Methods: Our methodology involves using administrative data from the Lisungi Social Safety Net Database to geolocate households and establish a household-level Multidimensional Poverty Index (MPI) as ground truth poverty. We collate a range of intuitive image, text, and geographic features that include infrastructure data (from the Congolese government and OpenStreetMap), vegetation indices, nighttime lights from satellite images, Twitter count and topic weights from BERT topic models, and internet connectivity data. These variables serve as predictors in various high-performing ML models (ensemble, Bayesian, neural networks, etc.) to predict MPI values. The effectiveness of these machine learning-based targeting (MLT) methods is assessed using mean squared errors (MSE), targeting error rates (TER), and their simulated poverty reducing effects (using P0=headcount; P1=gap; P2=severity).
Results:
Consistent with the literature on targeting in Sub-Saharan Africa, PMT alone has a mixed performance, and CBT alone performs poorly in reaching households with low levels of well-being. Traditional targeting methods, when leveraging family size information, result in slightly better performance in the case of PMT (TER=23.8%; P0=21.51; P1=3.00; P2=0.90) but not for CBT ( TER=49.2%; P0=13.83; P1=2.08; P2=0.68). On the other hand, adding a wide range of new features to PMT substantially improved prediction accuracy at the household level. Our data-augmented MTL outperforms status quo targeting mechanisms in Congo as well as global prediction models in the literature, which is too coarse. The best MLT by ML standards (neural network R2=0.709, test MSE= 0.009) did not identify deep poverty well (P0=22.43; P1=2.95; P2=0.89). Instead, the eXtreme gradient boosting algorithm, using all spatial features except daytime imagery (R2=0.703, Test MSE = 0.010), resulted in the lowest targeting error (TER=7.4%) and largest poverty reduction (P0=27.65; P1=3.21; P2=0.93), close approximating hypothetical perfect targeting (P0=29.49; P1=3.27; and P2=0.94).

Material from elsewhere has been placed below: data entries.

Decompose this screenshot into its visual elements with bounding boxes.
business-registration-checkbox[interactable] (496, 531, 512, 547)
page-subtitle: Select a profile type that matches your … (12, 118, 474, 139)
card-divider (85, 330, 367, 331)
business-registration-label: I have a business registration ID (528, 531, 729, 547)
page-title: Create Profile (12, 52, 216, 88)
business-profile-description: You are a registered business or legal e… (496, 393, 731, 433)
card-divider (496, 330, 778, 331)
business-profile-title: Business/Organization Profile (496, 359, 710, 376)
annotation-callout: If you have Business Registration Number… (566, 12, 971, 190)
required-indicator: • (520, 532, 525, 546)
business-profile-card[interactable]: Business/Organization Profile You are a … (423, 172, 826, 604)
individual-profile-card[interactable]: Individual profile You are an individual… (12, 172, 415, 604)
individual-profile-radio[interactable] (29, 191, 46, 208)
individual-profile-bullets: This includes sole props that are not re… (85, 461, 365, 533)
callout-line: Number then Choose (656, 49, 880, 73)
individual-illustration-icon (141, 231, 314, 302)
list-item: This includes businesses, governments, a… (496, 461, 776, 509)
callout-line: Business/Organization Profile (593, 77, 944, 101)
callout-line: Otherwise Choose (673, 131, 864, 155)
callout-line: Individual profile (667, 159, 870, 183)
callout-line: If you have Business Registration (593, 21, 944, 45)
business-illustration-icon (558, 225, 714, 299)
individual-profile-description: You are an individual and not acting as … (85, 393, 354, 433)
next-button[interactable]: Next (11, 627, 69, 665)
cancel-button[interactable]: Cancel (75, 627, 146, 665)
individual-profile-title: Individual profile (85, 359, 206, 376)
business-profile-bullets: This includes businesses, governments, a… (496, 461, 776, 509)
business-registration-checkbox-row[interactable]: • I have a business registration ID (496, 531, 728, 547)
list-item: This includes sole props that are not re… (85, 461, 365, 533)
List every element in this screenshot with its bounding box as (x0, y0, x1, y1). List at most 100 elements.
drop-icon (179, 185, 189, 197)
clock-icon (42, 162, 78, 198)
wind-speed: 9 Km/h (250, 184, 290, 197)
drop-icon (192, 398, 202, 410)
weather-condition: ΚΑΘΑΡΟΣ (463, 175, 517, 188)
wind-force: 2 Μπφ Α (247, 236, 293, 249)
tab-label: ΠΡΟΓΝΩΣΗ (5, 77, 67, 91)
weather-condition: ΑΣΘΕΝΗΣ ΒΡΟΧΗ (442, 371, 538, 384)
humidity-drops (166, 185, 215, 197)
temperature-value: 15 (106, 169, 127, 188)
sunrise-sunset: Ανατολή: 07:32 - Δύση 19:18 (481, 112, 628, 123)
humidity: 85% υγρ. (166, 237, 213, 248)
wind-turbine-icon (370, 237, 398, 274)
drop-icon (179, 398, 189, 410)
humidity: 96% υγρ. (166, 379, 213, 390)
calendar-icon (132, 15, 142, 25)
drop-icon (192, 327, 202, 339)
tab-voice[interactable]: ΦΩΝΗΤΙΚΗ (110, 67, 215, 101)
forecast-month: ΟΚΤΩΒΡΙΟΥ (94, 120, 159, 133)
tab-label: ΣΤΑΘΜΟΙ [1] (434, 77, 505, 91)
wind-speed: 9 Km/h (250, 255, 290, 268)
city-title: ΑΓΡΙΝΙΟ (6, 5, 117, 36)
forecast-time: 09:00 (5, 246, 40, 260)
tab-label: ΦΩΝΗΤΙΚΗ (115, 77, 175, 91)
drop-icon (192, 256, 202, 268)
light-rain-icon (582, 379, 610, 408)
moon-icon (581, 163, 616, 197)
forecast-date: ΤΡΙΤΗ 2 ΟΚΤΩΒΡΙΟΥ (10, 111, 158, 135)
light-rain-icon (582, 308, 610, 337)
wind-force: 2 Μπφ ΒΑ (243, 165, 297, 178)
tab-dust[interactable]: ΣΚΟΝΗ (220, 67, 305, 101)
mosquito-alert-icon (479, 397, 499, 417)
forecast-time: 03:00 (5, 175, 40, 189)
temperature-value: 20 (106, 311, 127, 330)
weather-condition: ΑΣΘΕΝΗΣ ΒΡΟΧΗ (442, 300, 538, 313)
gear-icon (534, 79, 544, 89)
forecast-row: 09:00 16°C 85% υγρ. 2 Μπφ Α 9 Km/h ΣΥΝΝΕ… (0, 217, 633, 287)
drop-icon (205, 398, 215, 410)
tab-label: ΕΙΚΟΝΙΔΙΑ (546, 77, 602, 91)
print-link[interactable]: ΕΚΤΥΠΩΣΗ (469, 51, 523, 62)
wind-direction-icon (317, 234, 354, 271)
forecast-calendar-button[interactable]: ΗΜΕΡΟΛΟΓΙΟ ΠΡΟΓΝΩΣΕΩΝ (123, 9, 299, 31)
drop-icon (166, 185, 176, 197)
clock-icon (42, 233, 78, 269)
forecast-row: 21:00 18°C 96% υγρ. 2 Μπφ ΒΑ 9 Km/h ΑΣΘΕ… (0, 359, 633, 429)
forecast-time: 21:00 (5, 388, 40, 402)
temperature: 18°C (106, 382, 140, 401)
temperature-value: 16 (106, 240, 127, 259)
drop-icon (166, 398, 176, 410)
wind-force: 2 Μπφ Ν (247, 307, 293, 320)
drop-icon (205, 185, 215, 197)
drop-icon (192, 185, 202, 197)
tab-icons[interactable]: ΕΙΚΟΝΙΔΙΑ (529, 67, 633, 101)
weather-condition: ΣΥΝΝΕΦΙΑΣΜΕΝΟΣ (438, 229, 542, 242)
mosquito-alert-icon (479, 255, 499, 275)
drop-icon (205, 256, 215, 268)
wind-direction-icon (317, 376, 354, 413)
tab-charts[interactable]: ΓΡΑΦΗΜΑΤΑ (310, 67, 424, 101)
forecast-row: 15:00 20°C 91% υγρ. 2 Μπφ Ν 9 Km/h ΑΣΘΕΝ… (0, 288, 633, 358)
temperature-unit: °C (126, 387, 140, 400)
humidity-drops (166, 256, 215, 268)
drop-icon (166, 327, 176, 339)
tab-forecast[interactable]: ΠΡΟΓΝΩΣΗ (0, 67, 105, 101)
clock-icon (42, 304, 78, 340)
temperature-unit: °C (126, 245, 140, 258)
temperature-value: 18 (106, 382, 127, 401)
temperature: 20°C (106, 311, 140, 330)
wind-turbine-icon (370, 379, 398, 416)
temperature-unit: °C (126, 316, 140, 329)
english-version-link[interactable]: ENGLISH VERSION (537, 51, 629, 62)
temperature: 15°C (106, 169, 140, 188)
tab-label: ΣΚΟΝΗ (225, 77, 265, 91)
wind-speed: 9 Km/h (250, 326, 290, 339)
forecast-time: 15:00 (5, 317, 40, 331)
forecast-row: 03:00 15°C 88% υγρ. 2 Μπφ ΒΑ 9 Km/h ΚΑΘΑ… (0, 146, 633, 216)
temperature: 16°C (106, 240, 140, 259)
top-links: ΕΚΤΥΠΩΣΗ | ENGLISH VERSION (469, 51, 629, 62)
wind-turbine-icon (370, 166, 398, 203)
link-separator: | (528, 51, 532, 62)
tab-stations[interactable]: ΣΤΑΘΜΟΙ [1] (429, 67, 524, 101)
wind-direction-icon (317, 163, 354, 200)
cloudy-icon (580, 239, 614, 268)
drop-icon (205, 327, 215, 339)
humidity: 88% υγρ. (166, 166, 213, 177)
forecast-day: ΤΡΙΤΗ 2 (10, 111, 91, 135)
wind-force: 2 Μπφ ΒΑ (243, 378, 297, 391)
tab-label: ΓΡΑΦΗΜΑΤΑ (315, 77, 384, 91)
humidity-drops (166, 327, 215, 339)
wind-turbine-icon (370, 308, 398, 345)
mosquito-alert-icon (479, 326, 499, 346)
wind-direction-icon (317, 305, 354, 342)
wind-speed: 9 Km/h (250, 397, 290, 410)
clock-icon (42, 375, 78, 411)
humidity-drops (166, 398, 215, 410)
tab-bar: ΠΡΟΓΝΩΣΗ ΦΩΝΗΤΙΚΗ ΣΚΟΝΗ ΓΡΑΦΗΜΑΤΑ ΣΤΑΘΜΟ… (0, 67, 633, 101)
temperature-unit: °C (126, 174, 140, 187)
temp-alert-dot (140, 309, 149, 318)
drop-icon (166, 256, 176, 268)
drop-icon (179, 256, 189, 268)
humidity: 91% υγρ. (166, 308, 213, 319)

Conclusions & Implications: Our study finds that augmenting MLT models with multimodal spatial data can substantially improve micro-level poverty targeting compared to traditional methods. This study suggests the potential of building data infrastructure and adopting holistic evaluation metrics to promote more inclusive social welfare programs. The robust performance of our model, even in spatially homogenous settings, suggests the scalability of AI/ML models across large regions with greater spatial variation. Our focus on countries and populations marginalized in global development discourse promotes data justice.